Fuzz Tests (Go 1.18+)

func FuzzParseURL(f *testing.F) {
    // Seed corpus
    f.Add("https://example.com")
    f.Add("http://localhost:8080/path?q=1")
    f.Add("")

    f.Fuzz(func(t *testing.T, input string) {
        u, err := url.Parse(input)
        if err != nil {
            return // invalid input is fine
        }
        // Round-trip check
        reparsed, err := url.Parse(u.String())
        if err != nil {
            t.Errorf("round-trip failed: Parse(%q).String() = %q, re-parse error: %v",
                input, u.String(), err)
        }
        if reparsed.String() != u.String() {
            t.Errorf("round-trip mismatch")
        }
    })
}

Golden Files

func TestRender(t *testing.T) {
    got := Render(input)
    golden := filepath.Join("testdata", t.Name()+".golden")

    if *update {
        os.WriteFile(golden, []byte(got), 0o644)
        return
    }

    want, err := os.ReadFile(golden)
    if err != nil {
        t.Fatalf("reading golden file: %v", err)
    }
    if diff := cmp.Diff(string(want), got); diff != "" {
        t.Errorf("mismatch (-want +got):\n%s", diff)
    }
}

Best Practices

  • Use t.Run for subtests — enables selective test execution and clear failure output.
  • Call t.Helper() in every helper function.
  • Use t.Cleanup() instead of defer for resource teardown — it runs after the test and all subtests.
  • Use t.Parallel() for independent tests to speed up the suite.
  • Use testdata/ directories for fixture files (ignored by go build).
  • Use go-cmp (github.com/google/go-cmp/cmp) for readable struct diffs.
  • Run go test -race ./... in CI to detect data races.
  • Run go test -cover ./... to check coverage.

Common Pitfalls

  • Not calling t.Helper(): failure messages point to the helper instead of the actual test line.
  • Shared state between subtests: parallel subtests that mutate shared state cause races.

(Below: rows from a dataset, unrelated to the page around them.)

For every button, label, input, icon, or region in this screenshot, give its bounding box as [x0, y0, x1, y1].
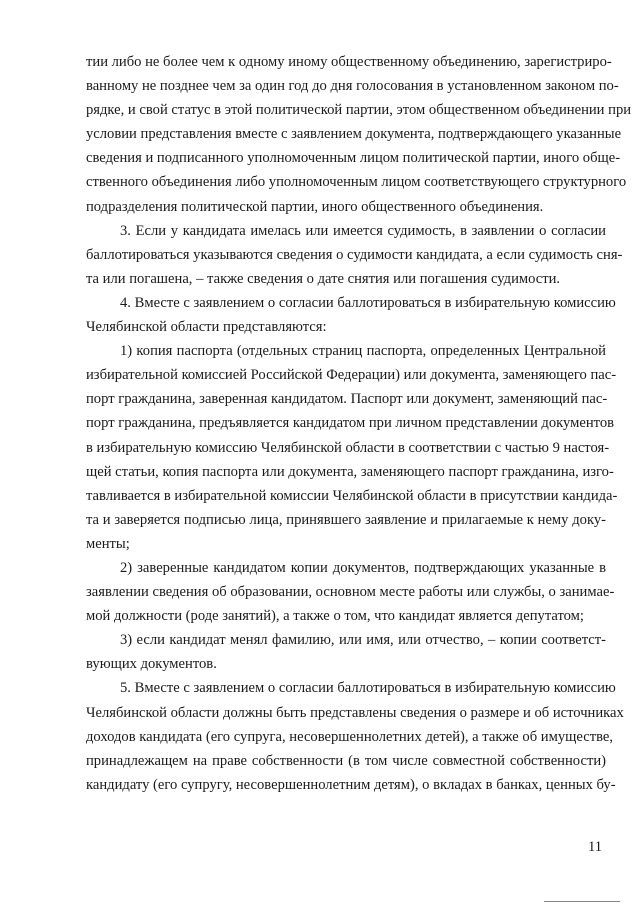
text-line: доходов кандидата (его супруга, несовершеннолетних детей), а также об имуществе, — [86, 728, 614, 745]
text-line: баллотироваться указываются сведения о судимости кандидата, а если судимость сня- — [86, 246, 623, 263]
paragraph-item-3-name-change — [86, 628, 606, 676]
paragraph-party-membership — [86, 50, 632, 219]
text-line: мой должности (роде занятий), а также о том, что кандидат является депутатом; — [86, 608, 584, 625]
text-line: 3) если кандидат менял фамилию, или имя, или отчество, – копии соответст- — [120, 632, 606, 649]
text-line: порт гражданина, предъявляется кандидатом при личном представлении документов — [86, 415, 615, 432]
paragraph-item-2-education-documents — [86, 556, 615, 628]
text-line: тии либо не более чем к одному иному общественному объединению, зарегистриро- — [86, 54, 612, 70]
text-line: Челябинской области должны быть представлены сведения о размере и об источниках — [86, 704, 624, 721]
text-line: в избирательную комиссию Челябинской области в соответствии с частью 9 настоя- — [86, 439, 610, 456]
text-line: порт гражданина, заверенная кандидатом. Паспорт или документ, заменяющий пас- — [86, 391, 608, 408]
text-line: та и заверяется подписью лица, принявшего заявление и прилагаемые к нему доку- — [86, 511, 606, 528]
text-line: та или погашена, – также сведения о дате снятия или погашения судимости. — [86, 270, 561, 287]
text-line: принадлежащем на праве собственности (в том числе совместной собственности) — [86, 752, 606, 769]
text-line: тавливается в избирательной комиссии Челябинской области в присутствии кандида- — [86, 487, 618, 504]
text-line: Челябинской области представляются: — [86, 319, 327, 336]
text-line: 3. Если у кандидата имелась или имеется судимость, в заявлении о согласии — [120, 222, 606, 239]
text-line: заявлении сведения об образовании, основном месте работы или службы, о занимае- — [86, 584, 615, 601]
paragraph-5-income-property — [86, 676, 624, 796]
text-line: кандидату (его супругу, несовершеннолетним детям), о вкладах в банках, ценных бу- — [86, 776, 616, 793]
text-line: рядке, и свой статус в этой политической партии, этом общественном объединении при — [86, 102, 632, 119]
paragraph-item-1-passport-copy — [86, 339, 618, 556]
text-line: вующих документов. — [86, 656, 217, 673]
text-line: 2) заверенные кандидатом копии документов, подтверждающих указанные в — [120, 559, 606, 576]
text-line: ственного объединения либо уполномоченным лицом соответствующего структурного — [86, 174, 627, 191]
text-line: избирательной комиссией Российской Федерации) или документа, заменяющего пас- — [86, 367, 617, 384]
text-line: подразделения политической партии, иного общественного объединения. — [86, 198, 544, 215]
text-line: 4. Вместе с заявлением о согласии баллотироваться в избирательную комиссию — [120, 294, 616, 311]
text-line: условии представления вместе с заявлением документа, подтверждающего указанные — [86, 126, 622, 143]
text-line: 5. Вместе с заявлением о согласии баллотироваться в избирательную комиссию — [120, 680, 616, 697]
text-line: 1) копия паспорта (отдельных страниц паспорта, определенных Центральной — [120, 343, 606, 360]
text-line: щей статьи, копия паспорта или документа, заменяющего паспорт гражданина, изго- — [86, 463, 614, 480]
paragraph-4-submitted-documents — [86, 291, 616, 339]
text-line: сведения и подписанного уполномоченным лицом политической партии, иного обще- — [86, 150, 621, 167]
page-number: 11 — [588, 839, 603, 855]
document-page — [86, 50, 632, 797]
text-line: ванному не позднее чем за один год до дня голосования в установленном законом по- — [86, 78, 619, 95]
text-line: менты; — [86, 535, 130, 552]
paragraph-3-criminal-record — [86, 219, 623, 291]
footer-divider — [544, 901, 620, 902]
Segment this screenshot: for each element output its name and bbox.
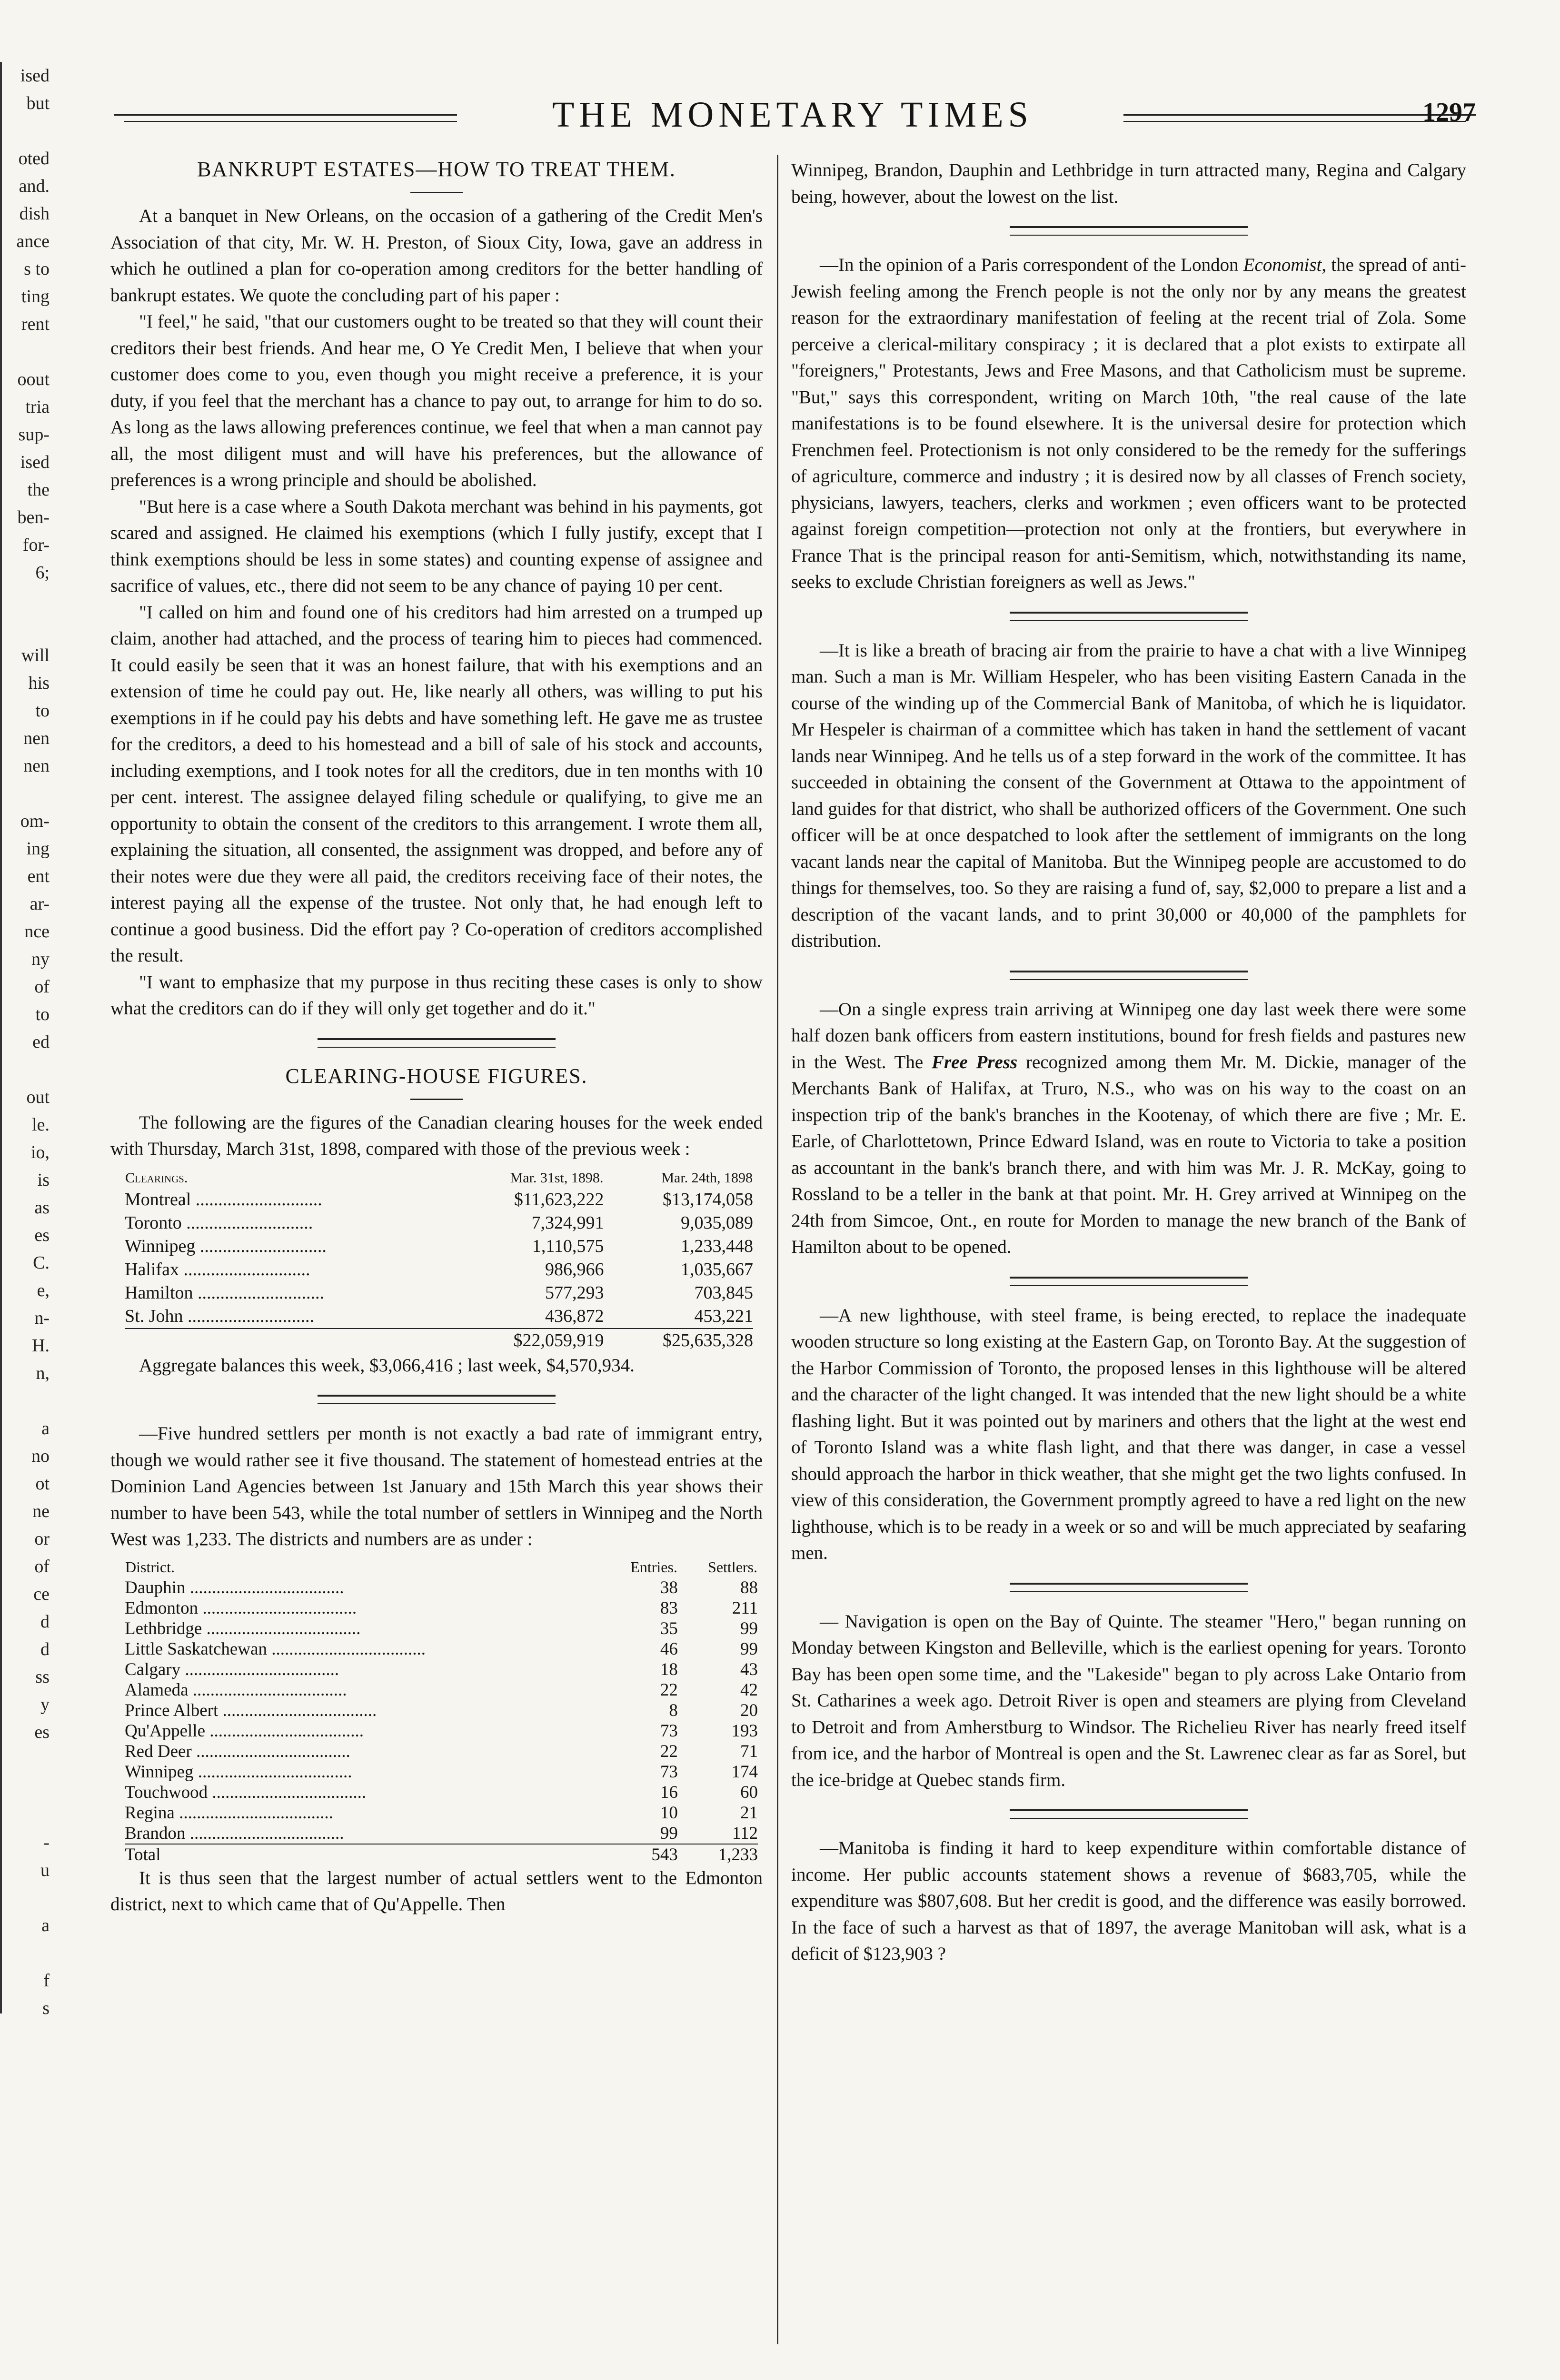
- district-cell: Regina ...................................: [125, 1803, 333, 1823]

Copy test case data.
  • Ignoring t.Parallel() scoping: parallel subtests run concurrently within the parent; the parent does not complete until all parallel subtests finish.
  • Benchmarking compiler-optimized-away code: assign results to a package-level sink variable to prevent dead-code elimination.
  • Using t.Fatal in goroutines: t.Fatal calls runtime.Goexit() and must only be called from the test goroutine, not from spawned goroutines.